Dini değerlere saldırılar, yalnızca İslam’a duyulan bir düşmanlığın sonucu değil, daha büyük bir sosyopolitik dönüşüm projesinin parçasıdır. Bu saldırılarla birkaç temel hedef güdülmektedir:
1. Toplumları Radikalleştirme ve Şiddet Sarmalına Çekme:
Dinî hassasiyetleri provoke ederek Müslüman toplulukları şiddet içerikli tepkilere yönlendirme çabası, uzun vadede “İslamofobi” söylemini besleyerek Müslümanları küresel ölçekte ötekileştirme amacını taşımaktadır. Radikal ve kontrolsüz tepkiler, Müslümanları savunmacı bir pozisyona sokarak, onları küresel sistem içinde izole etmektedir.

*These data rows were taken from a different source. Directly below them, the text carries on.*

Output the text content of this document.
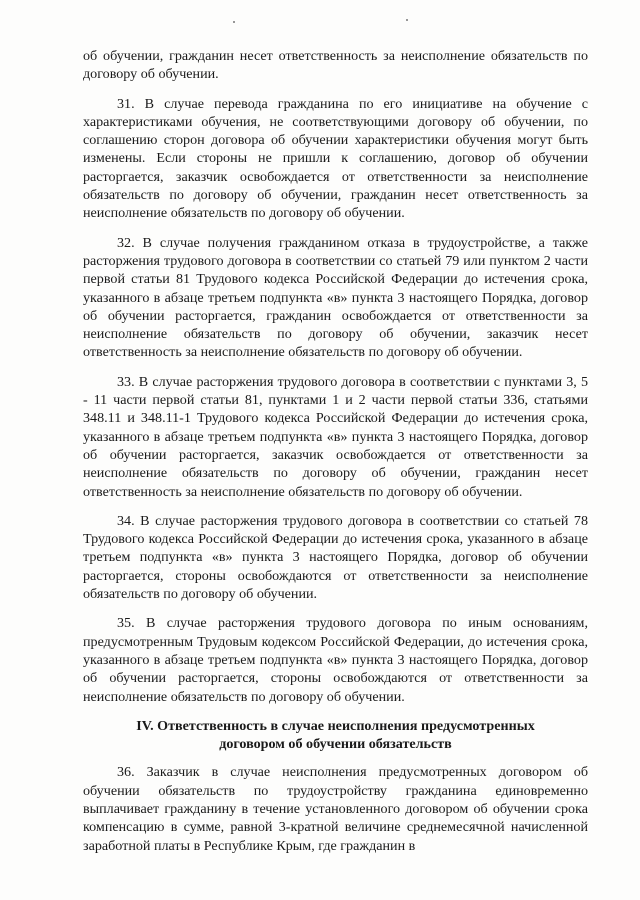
об обучении, гражданин несет ответственность за неисполнение обязательств по договору об обучении.

31. В случае перевода гражданина по его инициативе на обучение с характеристиками обучения, не соответствующими договору об обучении, по соглашению сторон договора об обучении характеристики обучения могут быть изменены. Если стороны не пришли к соглашению, договор об обучении расторгается, заказчик освобождается от ответственности за неисполнение обязательств по договору об обучении, гражданин несет ответственность за неисполнение обязательств по договору об обучении.

32. В случае получения гражданином отказа в трудоустройстве, а также расторжения трудового договора в соответствии со статьей 79 или пунктом 2 части первой статьи 81 Трудового кодекса Российской Федерации до истечения срока, указанного в абзаце третьем подпункта «в» пункта 3 настоящего Порядка, договор об обучении расторгается, гражданин освобождается от ответственности за неисполнение обязательств по договору об обучении, заказчик несет ответственность за неисполнение обязательств по договору об обучении.

33. В случае расторжения трудового договора в соответствии с пунктами 3, 5 - 11 части первой статьи 81, пунктами 1 и 2 части первой статьи 336, статьями 348.11 и 348.11-1 Трудового кодекса Российской Федерации до истечения срока, указанного в абзаце третьем подпункта «в» пункта 3 настоящего Порядка, договор об обучении расторгается, заказчик освобождается от ответственности за неисполнение обязательств по договору об обучении, гражданин несет ответственность за неисполнение обязательств по договору об обучении.

34. В случае расторжения трудового договора в соответствии со статьей 78 Трудового кодекса Российской Федерации до истечения срока, указанного в абзаце третьем подпункта «в» пункта 3 настоящего Порядка, договор об обучении расторгается, стороны освобождаются от ответственности за неисполнение обязательств по договору об обучении.

35. В случае расторжения трудового договора по иным основаниям, предусмотренным Трудовым кодексом Российской Федерации, до истечения срока, указанного в абзаце третьем подпункта «в» пункта 3 настоящего Порядка, договор об обучении расторгается, стороны освобождаются от ответственности за неисполнение обязательств по договору об обучении.

IV. Ответственность в случае неисполнения предусмотренных
договором об обучении обязательств

36. Заказчик в случае неисполнения предусмотренных договором об обучении обязательств по трудоустройству гражданина единовременно выплачивает гражданину в течение установленного договором об обучении срока компенсацию в сумме, равной 3-кратной величине среднемесячной начисленной заработной платы в Республике Крым, где гражданин в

2. Kültürel Asimilasyon ve Kimlik Dönüşümü:
Modern dünyada Müslüman toplumlar, kültürel hegemonya altına alınarak asimile edilmeye çalışılmaktadır. Dini değerlerin alay konusu edilmesi, inançların zayıflatılması ve bireylerin dini kimliklerinden kopartılması, seküler dünya düzeninin dayattığı bir dönüşümün parçasıdır.

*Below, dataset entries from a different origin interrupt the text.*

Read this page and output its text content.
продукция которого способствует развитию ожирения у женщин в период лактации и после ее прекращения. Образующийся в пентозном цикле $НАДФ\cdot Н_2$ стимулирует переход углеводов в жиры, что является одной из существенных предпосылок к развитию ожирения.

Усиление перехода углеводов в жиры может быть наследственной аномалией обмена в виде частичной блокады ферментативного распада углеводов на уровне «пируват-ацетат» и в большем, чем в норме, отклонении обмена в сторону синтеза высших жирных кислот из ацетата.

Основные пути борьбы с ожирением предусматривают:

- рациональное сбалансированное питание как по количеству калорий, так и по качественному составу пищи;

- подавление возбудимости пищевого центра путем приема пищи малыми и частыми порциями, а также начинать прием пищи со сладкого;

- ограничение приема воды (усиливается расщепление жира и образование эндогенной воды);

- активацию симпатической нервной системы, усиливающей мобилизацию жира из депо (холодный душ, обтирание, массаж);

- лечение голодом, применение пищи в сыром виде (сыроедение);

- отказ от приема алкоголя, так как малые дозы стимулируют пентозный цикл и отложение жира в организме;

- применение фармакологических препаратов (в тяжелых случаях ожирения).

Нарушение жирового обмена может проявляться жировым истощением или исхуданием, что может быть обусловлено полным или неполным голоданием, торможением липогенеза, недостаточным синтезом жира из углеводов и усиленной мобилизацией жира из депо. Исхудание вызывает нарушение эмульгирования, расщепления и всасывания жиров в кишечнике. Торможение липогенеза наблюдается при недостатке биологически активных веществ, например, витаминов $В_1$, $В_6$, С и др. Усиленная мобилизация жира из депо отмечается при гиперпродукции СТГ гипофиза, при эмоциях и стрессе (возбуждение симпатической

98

3. Toplumsal Algıyı Yönetme ve Yeni Düşmanlar Üretme:
Toplumlar, sürekli olarak bir “öteki” yaratılarak yönetilir. 20. yüzyılın büyük bir kısmında komünizm bu rolü oynarken, Soğuk Savaş sonrası süreçte İslam, Batı için yeni bir tehdit unsuru olarak lanse edilmiştir. Medya ve siyasi diskurlar aracılığıyla oluşturulan İslam karşıtı söylem, bu saldırıların meşrulaştırılmasına hizmet etmektedir.
4. Küresel Güçlerin Politika Üretme Mekanizmaları:
İslam dünyası, ekonomik ve jeopolitik anlamda büyük bir potansiyele sahip olmasına rağmen, iç çatışmalarla zayıflatılmaya çalışılmaktadır. Dini saldırılar, yalnızca inançları hedef almakla kalmaz, aynı zamanda toplumların iç dinamiklerini bozarak onları bölgesel ve küresel güç oyunlarında edilgen hale getirme amacını da taşır.

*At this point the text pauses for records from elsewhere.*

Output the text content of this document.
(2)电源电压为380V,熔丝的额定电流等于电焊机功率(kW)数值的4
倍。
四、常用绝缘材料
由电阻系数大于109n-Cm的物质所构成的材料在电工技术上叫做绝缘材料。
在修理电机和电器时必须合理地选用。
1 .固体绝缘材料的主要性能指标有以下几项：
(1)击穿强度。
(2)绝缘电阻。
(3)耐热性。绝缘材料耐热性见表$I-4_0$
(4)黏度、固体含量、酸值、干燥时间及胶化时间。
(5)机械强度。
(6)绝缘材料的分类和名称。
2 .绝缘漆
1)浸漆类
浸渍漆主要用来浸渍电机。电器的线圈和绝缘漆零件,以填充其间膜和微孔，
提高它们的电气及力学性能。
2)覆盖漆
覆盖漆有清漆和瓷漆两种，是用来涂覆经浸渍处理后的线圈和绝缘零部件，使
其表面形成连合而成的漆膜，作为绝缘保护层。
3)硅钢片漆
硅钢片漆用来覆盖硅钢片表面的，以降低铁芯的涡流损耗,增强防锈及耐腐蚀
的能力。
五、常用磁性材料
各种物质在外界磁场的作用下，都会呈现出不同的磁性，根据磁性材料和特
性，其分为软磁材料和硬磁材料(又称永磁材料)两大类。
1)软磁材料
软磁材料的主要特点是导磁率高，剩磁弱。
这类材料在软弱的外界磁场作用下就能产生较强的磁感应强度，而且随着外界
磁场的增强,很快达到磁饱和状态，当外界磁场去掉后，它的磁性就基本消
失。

Kullanılan Figüranlar ve Sonrasında Terk Edilmeleri
Bu süreçte kullanılan bireyler, aslında yalnızca birer araçtır. Salwan Momika’nın Kur’an-ı Kerim yakma provokasyonları yaparken Batı tarafından korunup, işlevini tamamladığında ise terk edilmesi bunun açık bir örneğidir. Geçmişte Selman Rüşdi gibi figürler de benzer şekilde kullanılmış, belirli bir dönem popüler hale getirilip, krizler yaratıldıktan sonra sahneden çekilmiştir. Tarih boyunca birçok ideolojik ve politik figür, aynı yönteme kurban gitmiştir: Kullanılma, zirveye çıkarılma ve işlevini tamamladığında gözden çıkarılma.
Sonuç: Stratejik Bir Bilinçle Hareket Etmek
Dini değerlere yönelik bu saldırılar karşısında verilecek tepki, duygusal reflekslerden ziyade bilinçli ve stratejik bir karşı duruş olmalıdır. Bu tür provokasyonların ardındaki amaçları görmek, bilinçli hareket etmek ve İslam’ın barışçıl mesajını koruyarak, toplumlar arasındaki kutuplaşmayı derinleştiren oyunlara gelmemek gerekir. Müslüman toplumların bu tür saldırılara karşı göstereceği en güçlü cevap, kendi kültürel ve manevi değerlerini daha güçlü şekilde yaşamak ve korumak olacaktır.